International Women in Engineering Day

Now in its seventh year, the International Women in Engineering Day is an international awareness campaign that raises the profile of women in engineering.

This year’s theme is #ShapetheWorld. Women (and men) all over the globe are helping to raise the profile of women engineers, with the aim to encourage more people to consider engineering as a profession for all.

In recognition of this international event, we spoke to Superstructures employee Elena Baciu. As the only female structural engineer currently in the company, we talked to her about her experiences getting into the industry.

How did you get into Structural Engineering?

In Romania, higher education is free if your grades are good enough. Most reputable universities have a minimum requirement grade 7 to 8 to benefit from free education so I studied hard to hit these grades.

One subject that helped me with analytical and logical thinking was Maths. During my first year of university, I took geometry and algebra courses. I followed these with a structural analysis courses: material resistance, statics, and numerical methods. These 3 subjects explained the properties of different materials; how to calculate them, how an element behaves, what their strengths and weaknesses are. I really enjoyed these classes.

When did you decide you wanted to be a Structural Engineer?

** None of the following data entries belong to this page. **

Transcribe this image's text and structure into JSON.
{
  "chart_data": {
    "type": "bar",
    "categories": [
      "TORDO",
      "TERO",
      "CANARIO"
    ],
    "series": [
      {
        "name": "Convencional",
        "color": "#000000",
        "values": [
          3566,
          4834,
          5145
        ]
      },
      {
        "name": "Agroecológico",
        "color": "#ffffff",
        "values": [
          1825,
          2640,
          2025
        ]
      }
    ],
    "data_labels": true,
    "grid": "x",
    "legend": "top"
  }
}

As a kindergarten child, I used to love playing with wood or plastic blocks and building different structures. I also loved solving puzzles (and still do!).

Even at a young age, I have always enjoyed understanding how things are built. This curiosity and thirst to understand led me to structural engineering.

What were other people’s reactions at your career choice?

Some people were a little surprised when I first started studying to become a Structural Engineer. I think that is because it is still a profession that isn’t really associated with females. However institutions like the IStructE or companies like Superstructures help individuals, regardless of gender, with potential to become great structural engineers.

Do you come across many other females in the industry?

During conferences and courses, I see other females but in comparison with the male participants, we are outnumbered. But as I look back at my university now, I see more and more females enrolling and studying to become structural engineers which is great! I am confident that it will not be much longer until the ratio will be 50/50.

What advice would you give anyone thinking of a career as a structural engineer?

I guess the simplest advice will be YOU CAN DO THIS. It might sound corny, but it is the truth. If you like Maths, solving problems, finding solutions, it is a great career choice.

Get in contact with people in the industry, either local companies, institutions or universities. There are people and companies out there like Superstructures that take the time to talk to college students, with some offering work experience that will help you to get the feel of the industry and the professional requirements. Some organisations even offer paid internships or apprenticeships.

My overall advice is quite simple; “If I can do this, and come this far, so can you”.